Auch Muslime können Schützenkönig werden – mit wegweisenden Beschlüssen öffnet sich der Bund der Historischen Deutschen Schützenbruderschaften (BDHS) gegenüber Andersgläubigen, vor allem Muslimen, sowie Homosexuellen. Von Bernd Bussang, Leverkusen
 

Mit breiter Mehrheit verabschiedete die Bundesvertreterversammlung mit rund 600 Teilnehmern am Sonntag im Forum in Leverkusen neue Orientierungsrichtlinien. Demnach stellt das Schützenparlament seinen 1300 Bruderschaften künftig frei, wie sie im Einzelfall verfahren.

Die Religionszugehörigkeit soll aber kein Hinderungsgrund mehr sein, Mitglied oder gar Schützenkönig einer Bruderschaft zu werden, sofern sich der Bewerber glaubhaft zu den Zielen und Werten der Bruderschaft bekennt. Auch der 2012 gefasste Beschluss, dass ein Königspaar aus Mann und Frau bestehen müsse, wurde gekippt. So dürfen sich homosexuelle Könige künftig von ihrem Partner begleiten lassen.

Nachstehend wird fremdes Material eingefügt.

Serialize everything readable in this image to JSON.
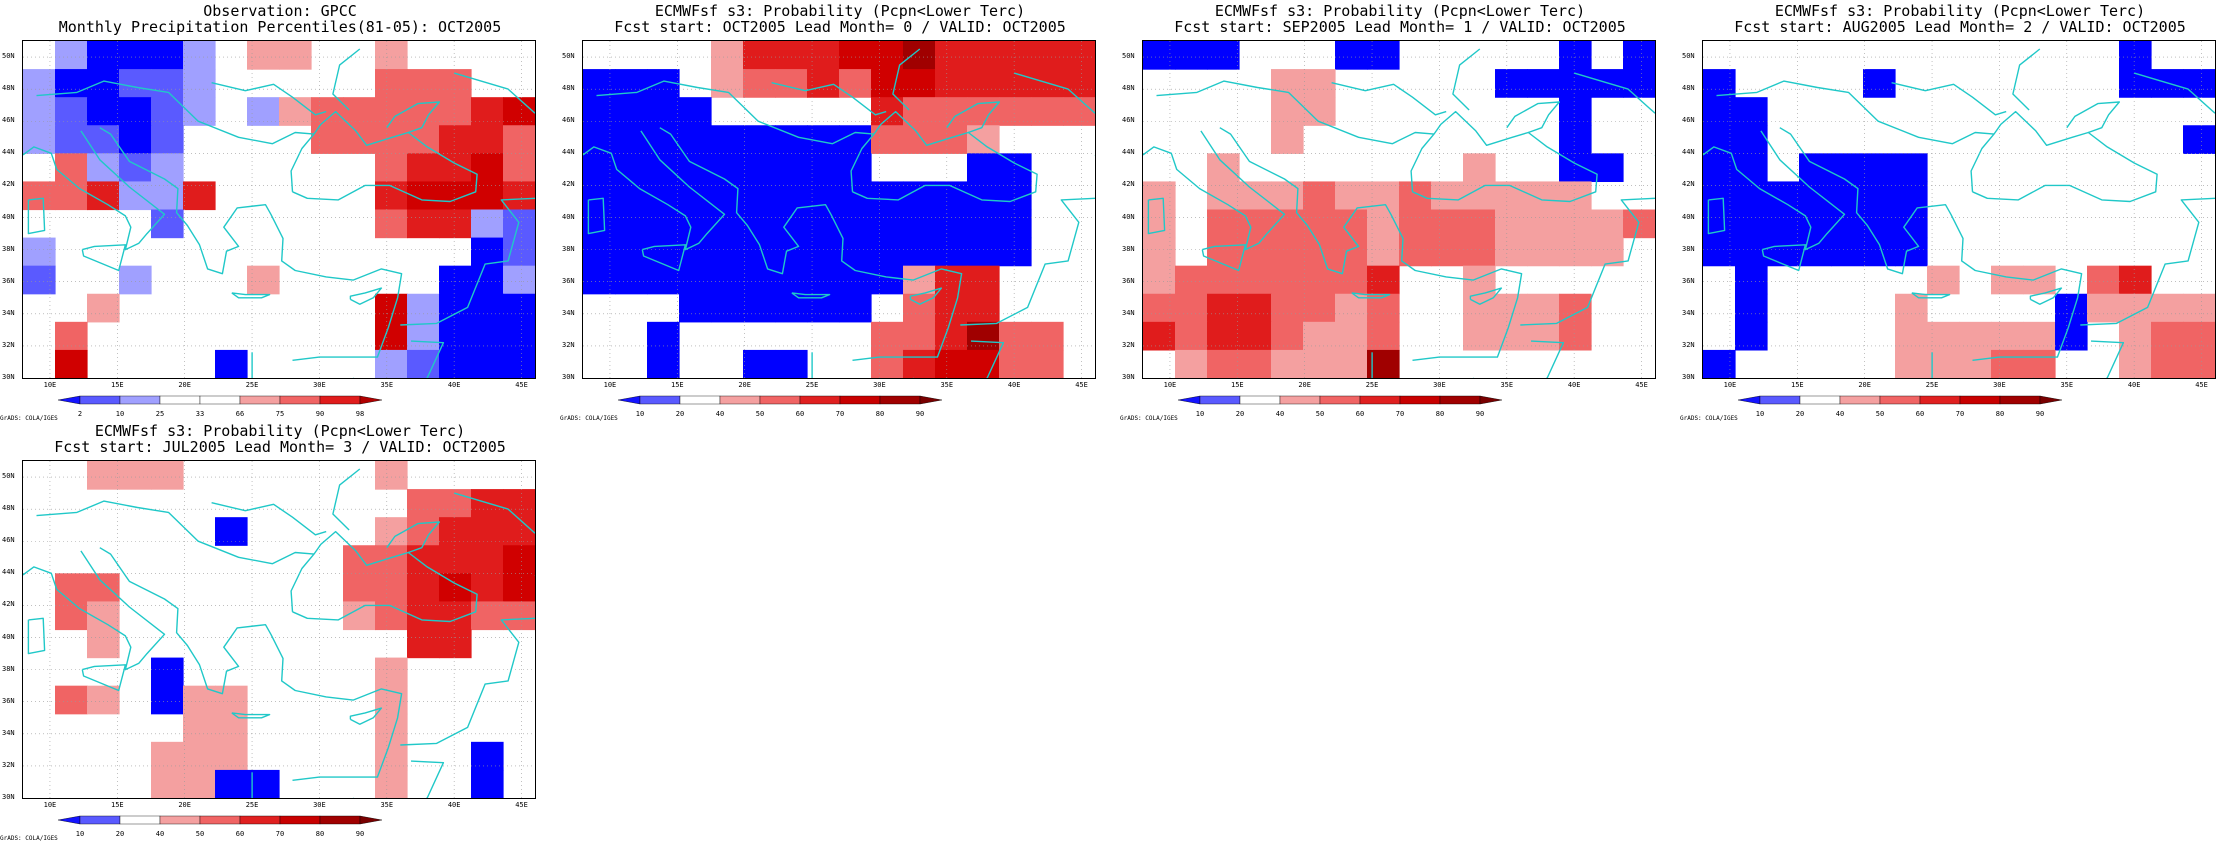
{
  "panels": [
    {
      "title1": "Observation: GPCC",
      "title2": "Monthly Precipitation Percentiles(81-05): OCT2005",
      "legend": [
        {
          "label": "2",
          "color": "#1414ff"
        },
        {
          "label": "10",
          "color": "#5a5aff"
        },
        {
          "label": "25",
          "color": "#a0a0ff"
        },
        {
          "label": "33",
          "color": "#ffffff"
        },
        {
          "label": "66",
          "color": "#ffffff"
        },
        {
          "label": "75",
          "color": "#f4a0a0"
        },
        {
          "label": "90",
          "color": "#f06464"
        },
        {
          "label": "98",
          "color": "#e01c1c"
        }
      ],
      "cells": [
        "w b3 b1 b1 b1 b3 w r1 r1 w w r1 w w w w",
        "b3 b1 b1 b2 b2 b3 w w w w w r2 r2 r2 w w",
        "b3 b2 b1 b1 b2 b3 w b3 r1 r2 r2 r2 r2 r2 r3 r4",
        "b3 b2 b2 b1 b2 w w w w r2 r2 r2 r2 r3 r3 r2",
        "w r2 b3 b2 b3 w w w w w w r2 r3 r3 r4 r2",
        "r2 r2 r3 b3 b3 r3 w w w w w r3 r4 r4 r4 r3",
        "w w w w b2 w w w w w w r2 r3 r3 b3 b2",
        "b3 w w w w w w w w w w w w w b1 b2",
        "b2 w w b3 w w w r1 w w w w w b1 b1 b3",
        "w w r1 w w w w w w w w r4 b3 b1 b1 b1",
        "w r2 w w w w w w w w w r4 b3 b1 b1 b1",
        "w r4 w w w w b1 w w w w b3 b2 b1 b1 b1"
      ],
      "colorbar": {
        "labels": [
          "2",
          "10",
          "25",
          "33",
          "66",
          "75",
          "90",
          "98"
        ],
        "colors": [
          "#1414ff",
          "#5a5aff",
          "#a0a0ff",
          "#ffffff",
          "#ffffff",
          "#f4a0a0",
          "#f06464",
          "#e01c1c",
          "#b00000"
        ]
      },
      "xticks": [
        "10E",
        "15E",
        "20E",
        "25E",
        "30E",
        "35E",
        "40E",
        "45E"
      ],
      "yticks": [
        "50N",
        "48N",
        "46N",
        "44N",
        "42N",
        "40N",
        "38N",
        "36N",
        "34N",
        "32N",
        "30N"
      ],
      "credit": "GrADS: COLA/IGES"
    },
    {
      "title1": "ECMWFsf s3: Probability (Pcpn<Lower Terc)",
      "title2": "Fcst start: OCT2005  Lead Month= 0 / VALID: OCT2005",
      "cells": [
        "w w w w r1 r3 r3 r3 r4 r4 r5 r3 r3 r3 r3 r3",
        "b1 b1 b1 w r1 r2 r2 r3 r2 r4 r4 r3 r3 r3 r3 r3",
        "b1 b1 b1 b1 w w w w w r3 r2 r2 r2 r2 r2 r2",
        "b1 b1 b1 b1 b1 b1 b1 b1 b1 r2 r2 r2 r1 w w w",
        "b1 b1 b1 b1 b1 b1 b1 b1 b1 w w w b1 b1 w w",
        "b1 b1 b1 b1 b1 b1 b1 b1 b1 b1 b1 b1 b1 b1 w w",
        "b1 b1 b1 b1 b1 b1 b1 b1 b1 b1 b1 b1 b1 b1 w w",
        "b1 b1 b1 b1 b1 b1 b1 b1 b1 b1 b1 b1 b1 b1 w w",
        "b1 b1 b1 b1 b1 b1 b1 b1 b1 b1 r1 r3 r3 w w w",
        "w w w b1 b1 b1 b1 b1 b1 w r2 r3 r3 w w w",
        "w w b1 w w w w w w r2 r2 r3 r5 r2 r2 w",
        "w w b1 w w b1 b1 w w r2 r3 r4 r4 r2 r2 w"
      ],
      "colorbar": {
        "labels": [
          "10",
          "20",
          "40",
          "50",
          "60",
          "70",
          "80",
          "90"
        ],
        "colors": [
          "#1414ff",
          "#5a5aff",
          "#ffffff",
          "#f4a0a0",
          "#f06464",
          "#e02020",
          "#c80000",
          "#a00000",
          "#780000"
        ]
      },
      "xticks": [
        "10E",
        "15E",
        "20E",
        "25E",
        "30E",
        "35E",
        "40E",
        "45E"
      ],
      "yticks": [
        "50N",
        "48N",
        "46N",
        "44N",
        "42N",
        "40N",
        "38N",
        "36N",
        "34N",
        "32N",
        "30N"
      ],
      "credit": "GrADS: COLA/IGES"
    },
    {
      "title1": "ECMWFsf s3: Probability (Pcpn<Lower Terc)",
      "title2": "Fcst start: SEP2005  Lead Month= 1 / VALID: OCT2005",
      "cells": [
        "b1 b1 b1 w w w b1 b1 w w w w w b1 w b1",
        "w w w w r1 r1 w w w w w b1 b1 b1 b1 b1",
        "w w w w r1 r1 w w w w w w w b1 w w",
        "w w w w r1 w w w w w w w w b1 w w",
        "w w r1 w w w w w w w r1 w w b1 b1 w",
        "r1 w r1 r1 r1 r2 r1 r1 r2 r1 r1 r1 r1 r1 w w",
        "r1 w r2 r2 r2 r2 r2 r1 r2 r2 r2 r1 r1 r1 r1 r2",
        "r1 w r2 r2 r2 r2 r2 r1 r2 r2 r2 r1 r1 r1 r1 w",
        "r1 r2 r2 r2 r2 r2 r2 r3 w w r1 w w w w w",
        "r2 r2 r3 r3 r2 r2 r1 r2 w w r1 r1 r1 r2 w w",
        "r3 r2 r3 r3 r2 r1 r1 r2 w w r1 r1 r1 r2 w w",
        "w r1 r2 r2 r1 r1 r1 r5 w w w w w w w w"
      ],
      "colorbar": {
        "labels": [
          "10",
          "20",
          "40",
          "50",
          "60",
          "70",
          "80",
          "90"
        ],
        "colors": [
          "#1414ff",
          "#5a5aff",
          "#ffffff",
          "#f4a0a0",
          "#f06464",
          "#e02020",
          "#c80000",
          "#a00000",
          "#780000"
        ]
      },
      "xticks": [
        "10E",
        "15E",
        "20E",
        "25E",
        "30E",
        "35E",
        "40E",
        "45E"
      ],
      "yticks": [
        "50N",
        "48N",
        "46N",
        "44N",
        "42N",
        "40N",
        "38N",
        "36N",
        "34N",
        "32N",
        "30N"
      ],
      "credit": "GrADS: COLA/IGES"
    },
    {
      "title1": "ECMWFsf s3: Probability (Pcpn<Lower Terc)",
      "title2": "Fcst start: AUG2005  Lead Month= 2 / VALID: OCT2005",
      "cells": [
        "w w w w w w w w w w w w w b1 w w",
        "b1 w w w w b1 w w w w w w w b1 b1 b1",
        "b1 b1 w w w w w w w w w w w w w w",
        "b1 b1 w w w w w w w w w w w w w b1",
        "b1 b1 w b1 b1 b1 b1 w w w w w w w w w",
        "b1 b1 b1 b1 b1 b1 b1 w w w w w w w w w",
        "b1 b1 b1 b1 b1 b1 b1 w w w w w w w w w",
        "b1 b1 b1 b1 b1 b1 b1 w w w w w w w w w",
        "w b1 w w w w w r1 w r1 r1 w r2 r3 w w",
        "w b1 w w w w r1 w w w w b1 r1 r1 r1 r1",
        "w b1 w w w w r1 r1 r1 r1 r1 b1 w r1 r2 r2",
        "b1 w w w w w r1 r1 r1 r2 r2 w w r1 r2 r2"
      ],
      "colorbar": {
        "labels": [
          "10",
          "20",
          "40",
          "50",
          "60",
          "70",
          "80",
          "90"
        ],
        "colors": [
          "#1414ff",
          "#5a5aff",
          "#ffffff",
          "#f4a0a0",
          "#f06464",
          "#e02020",
          "#c80000",
          "#a00000",
          "#780000"
        ]
      },
      "xticks": [
        "10E",
        "15E",
        "20E",
        "25E",
        "30E",
        "35E",
        "40E",
        "45E"
      ],
      "yticks": [
        "50N",
        "48N",
        "46N",
        "44N",
        "42N",
        "40N",
        "38N",
        "36N",
        "34N",
        "32N",
        "30N"
      ],
      "credit": "GrADS: COLA/IGES"
    },
    {
      "title1": "ECMWFsf s3: Probability (Pcpn<Lower Terc)",
      "title2": "Fcst start: JUL2005  Lead Month= 3 / VALID: OCT2005",
      "cells": [
        "w w r1 r1 r1 w w w w w w r1 w w w w",
        "w w w w w w w w w w w w r2 r2 r3 r3",
        "w w w w w w b1 w w w w r1 r2 r3 r3 r3",
        "w w w w w w w w w w r2 r2 r3 r3 r3 r4",
        "w r2 r2 w w w w w w w r2 r2 r3 r4 r3 r4",
        "w r2 r1 w w w w w w w r1 r2 r3 r3 r2 r2",
        "w w r1 w w w w w w w w w r3 r3 w w",
        "w w w w b1 w w w w w w r1 w w w w",
        "w r2 r1 w b1 r1 r1 w w w w r1 w w w w",
        "w w w w w r1 r1 w w w w r1 w w w w",
        "w w w w r1 r1 r1 w w w w r1 w w b1 w",
        "w w w w r1 r1 b1 b1 w w w r1 w w b1 w"
      ],
      "colorbar": {
        "labels": [
          "10",
          "20",
          "40",
          "50",
          "60",
          "70",
          "80",
          "90"
        ],
        "colors": [
          "#1414ff",
          "#5a5aff",
          "#ffffff",
          "#f4a0a0",
          "#f06464",
          "#e02020",
          "#c80000",
          "#a00000",
          "#780000"
        ]
      },
      "xticks": [
        "10E",
        "15E",
        "20E",
        "25E",
        "30E",
        "35E",
        "40E",
        "45E"
      ],
      "yticks": [
        "50N",
        "48N",
        "46N",
        "44N",
        "42N",
        "40N",
        "38N",
        "36N",
        "34N",
        "32N",
        "30N"
      ],
      "credit": "GrADS: COLA/IGES"
    }
  ],
  "cell_colors": {
    "w": "#ffffff",
    "b1": "#0000ff",
    "b2": "#5a5aff",
    "b3": "#a0a0ff",
    "r1": "#f4a0a0",
    "r2": "#f06464",
    "r3": "#e01c1c",
    "r4": "#d00000",
    "r5": "#a00000"
  },
  "coast_color": "#20c8c8",
  "grid_color": "#999999"
}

Der Streit, ob ein Muslim Schützenkönig werden kann, hatte sich 2014 am Fall von Mihat Gedik entzündet, der in Werl den Vogel abgeschossen hatte und sich später zum Bezirkskönigsschießen anmeldete. Die interne Profildiskussion im Schützenbund hatte Bundesschützenmeister Emil Vogt aus Leverkusen angestoßen. Lesen Sie hier ein Interview mit Emil Vogt zum Thema.

Die jetzt erfolgten Beschlüsse ließen den einzelnen Bruderschaften mehr Freiräume und schärften das moderne Profil der Schützen, sagte Vogt unserer Zeitung. “Doch dürfen wir bei aller Liberalität unser christliches Profil nicht verlieren.” Die neue Offenheit orientiere sich an Papst Franziskus und seinem Zugehen auf Menschen.